Fixez-vous des limites
Le fait d’être mère d’un jeune enfant m’a conduite à gérer mes horaires de travail avec bien plus de rigueur. Il m’est bien sûr arrivé de travailler le soir et la fin de semaine (en particulier la première année), mais je ne le fais pas à la légère. Si, par exemple, je consacre quelques heures d’un dimanche à rédiger une demande de subvention, je me concentre pleinement sur cette tâche. Attention : nul besoin d’avoir un enfant pour adopter une telle attitude. Votre temps de repos est tout aussi important que votre temps de travail. Il vous régénère et vous permet de mieux vous concentrer quand vous reprenez le travail.
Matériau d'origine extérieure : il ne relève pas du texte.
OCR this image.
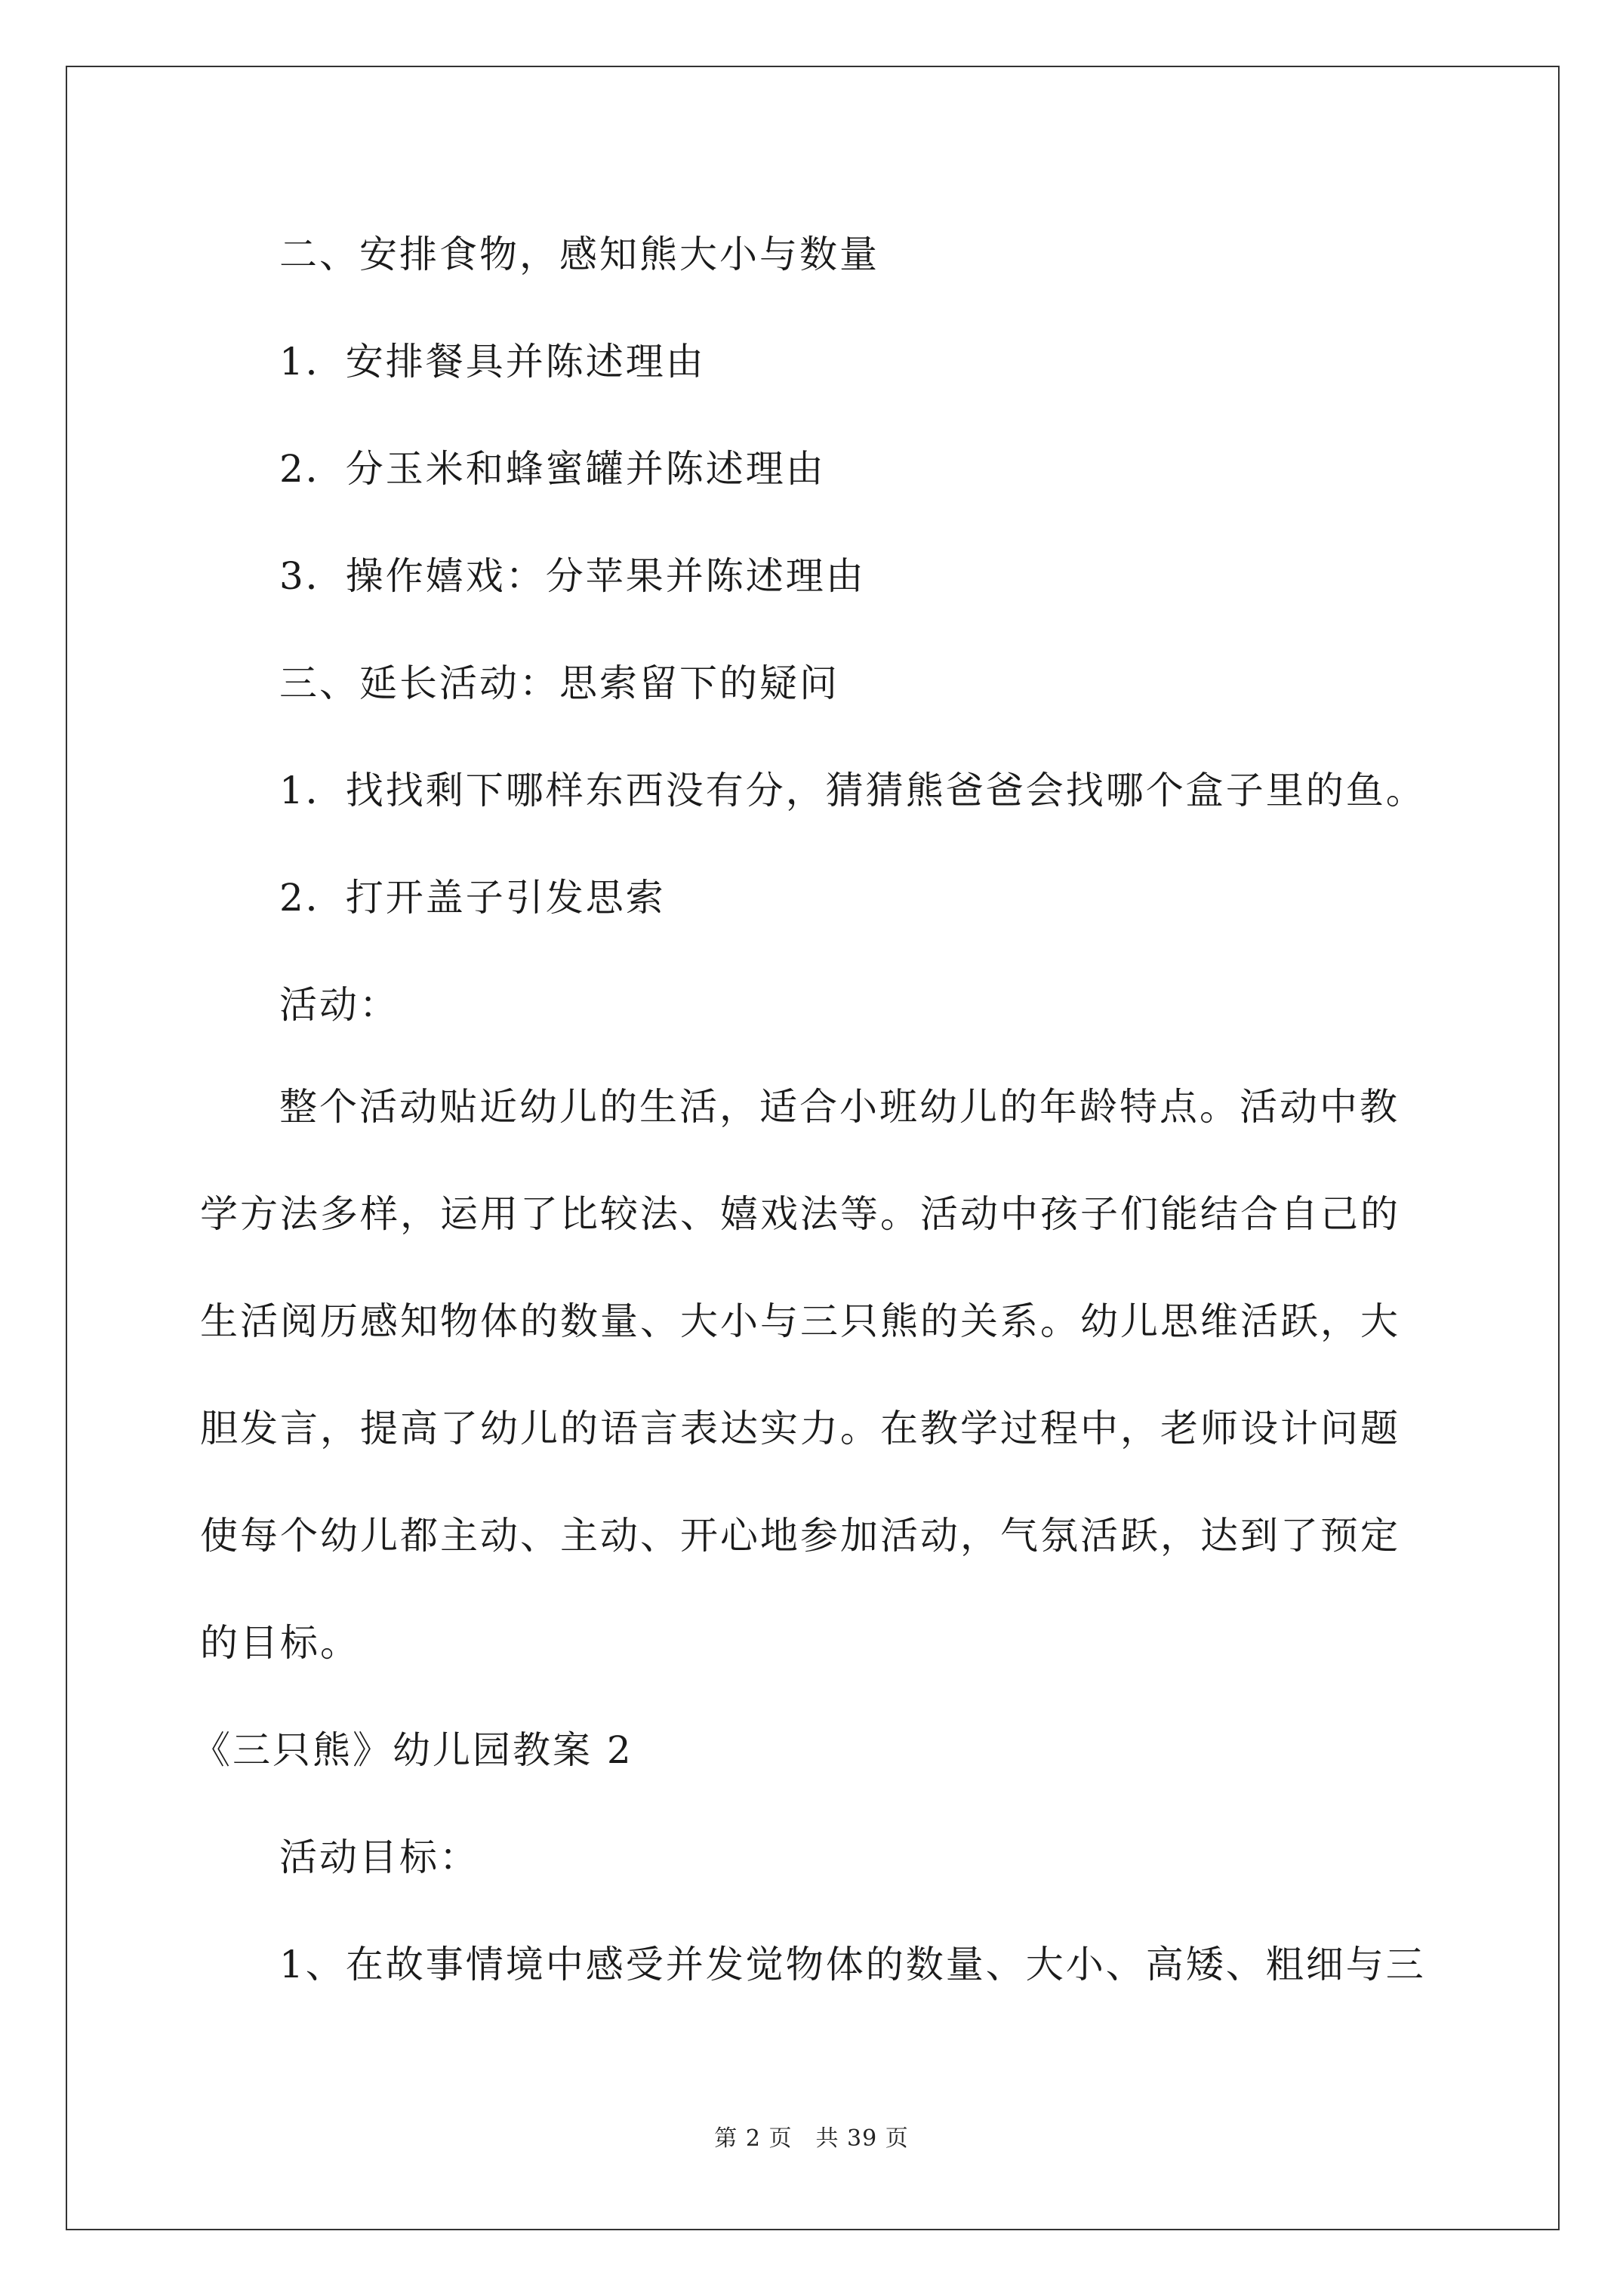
二、安排食物，感知熊大小与数量
1．安排餐具并陈述理由
2．分玉米和蜂蜜罐并陈述理由
3．操作嬉戏：分苹果并陈述理由
三、延长活动：思索留下的疑问
1．找找剩下哪样东西没有分，猜猜熊爸爸会找哪个盒子里的鱼。
2．打开盖子引发思索
活动：
整个活动贴近幼儿的生活，适合小班幼儿的年龄特点。活动中教
学方法多样，运用了比较法、嬉戏法等。活动中孩子们能结合自己的
生活阅历感知物体的数量、大小与三只熊的关系。幼儿思维活跃，大
胆发言，提高了幼儿的语言表达实力。在教学过程中，老师设计问题
使每个幼儿都主动、主动、开心地参加活动，气氛活跃，达到了预定
的目标。
《三只熊》幼儿园教案 2
活动目标：
1、在故事情境中感受并发觉物体的数量、大小、高矮、粗细与三
第 2 页　共 39 页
Ayez votre propre vision de la réussite
La vie universitaire est pleine de revers, qui prennent souvent la forme de critiques négatives sur un article, de demandes de subvention refusées, ou encore d’évaluations médiocres de votre enseignement. Fixez vos propres objectifs, sans espérer les félicitations de quiconque. En parvenant par exemple à être fier d’un article dès sa soumission, sans attendre qu’il soit accepté, vous multiplierez les occasions de vous réjouir. Après tout, bien des facteurs entrent en jeu dans le système d’évaluation des articles (voir cet article de Computer Science si vous aimez les statistiques). Certains jours, les choses tournent en votre faveur, d’autres jours, pas du tout. Faites de votre travail une récompense en soi.
Tout ça est bien sûr plus facile à dire qu’à faire. Il y a des semaines où j’arrive à me fixer des limites et à rester positive malgré le rejet d’un article, mais bien souvent je n’y parviens pas. Certaines choses m’ont vraiment aidée : considérer mon poste menant à la permanence comme un postdoctorat de sept ans, apprécier dès le départ ma chance d’avoir obtenu ce poste et attendre d’avoir obtenu la permanence pour me permettre d’avoir du plaisir. Un poste menant à la permanence est une chose formidable, mais aucun poste ne mérite que l’on perde de vue ce qui est important pour soi.
Alona Fyshe est professeure adjointe au département d’informatique de la University of Victoria, ainsi que chercheuse mondiale ICRA-Azrieli. Elle est titulaire d’un baccalauréat et d’une maîtrise en sciences informatiques de la University of Alberta, ainsi que d’un doctorat en apprentissage machine de l’Université Carnegie Mellon. Mme Fyshe utilise l’apprentissage machine pour comprendre, à partir de gros volumes de textes et de données de neuro-imagerie, comment les gens combinent mentalement les mots pour créer une signification complexe.